Gold Mining And Production And More
The two countries which are United States and Australia in the 1850?s are the key gold mining discoverer and remained significant gold producers.
Having the most gold reserve, we have Russia. And the third highest amount of gold reserves followed by the United States, Canada, Indonesia and Peru is Australia.
The official price of gold has been officially raised by President Franklin Roosevelt from $20.67 to $35 (in effect, inflating the value of the US dollar, which had been suffering from the deflationary effects of the Depression).
The government of the United States became a buyer and seller of gold at that price and the United States residents can own gold in the form of jewelry but not the gold bar and in that position, 6070 tonnes is held by the US government.
Gold production increased to 1200 tonnes at a new price of $35 per ounce in 1940 (A “tonne” is 1000 kilograms, or 2205 pounds). 11,340 tonnes is in hand by 1938 and its holdings peaked at 22,000 tonnes by 1950?s in which Ian Fleming’s James Bond novel GOLDFINGER (in which Goldfinger plots to steal the gold from Fort Knox) came out at about the peak.
Most of the world was contented to leave the gold in Fort Knox and hang on to their dollars since the US dollar was officially redeemable for gold at the $35 per ounce rate. President Charles de Gaulle of France, in the early 1960?s made a political and economic point of redeeming US dollars for gold after all, they?d already driven the Nazis out of France, absolve France’s war debts, and if the USSR ever assaulted Western Europe he could count on our support anyway.

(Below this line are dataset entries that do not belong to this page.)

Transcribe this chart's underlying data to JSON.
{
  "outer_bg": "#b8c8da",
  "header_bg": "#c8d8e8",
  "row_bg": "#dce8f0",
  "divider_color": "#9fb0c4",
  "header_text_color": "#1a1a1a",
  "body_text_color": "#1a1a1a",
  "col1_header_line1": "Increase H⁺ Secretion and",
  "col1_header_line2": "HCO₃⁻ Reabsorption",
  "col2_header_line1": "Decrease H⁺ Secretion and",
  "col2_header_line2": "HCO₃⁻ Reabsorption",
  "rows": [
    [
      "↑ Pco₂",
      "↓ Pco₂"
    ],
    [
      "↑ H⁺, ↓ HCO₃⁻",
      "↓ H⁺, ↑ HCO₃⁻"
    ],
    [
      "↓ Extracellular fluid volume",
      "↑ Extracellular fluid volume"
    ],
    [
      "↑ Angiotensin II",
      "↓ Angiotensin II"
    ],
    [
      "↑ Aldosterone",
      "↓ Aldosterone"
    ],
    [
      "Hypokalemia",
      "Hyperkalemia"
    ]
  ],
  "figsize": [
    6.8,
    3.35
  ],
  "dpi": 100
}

1000 tonnes per year was the production of new gold in the 1950?s which slowly increased to 2400 tonnes in the 1990s and peaked in 2001 at 2640 tonnes.
Continuing to be the world’s largest miner of gold for many years is South Africa but it slowly went down in the production and China replaced them in 2007.
But still, South Africa continues to have the second largest gold reserves in the world though many of those reserves are so far below the ground or of such poor quality, that they’re not reasonably worth mining unless the cost of gold becomes very high.
By 1930, South Africa has larger reserves and was producing 53% of the world’s new gold and was the start of the Great Depression, that has slowed down economic activity around the world, starting with the 1929 Wall Street stock market crash, the failure of the Credit Anstalt Bank of Austria in 1931 and Great Britain’s suspension of the gold standard in 1931.
Curious to learn about production mining? If so better go through mine development with the quickness.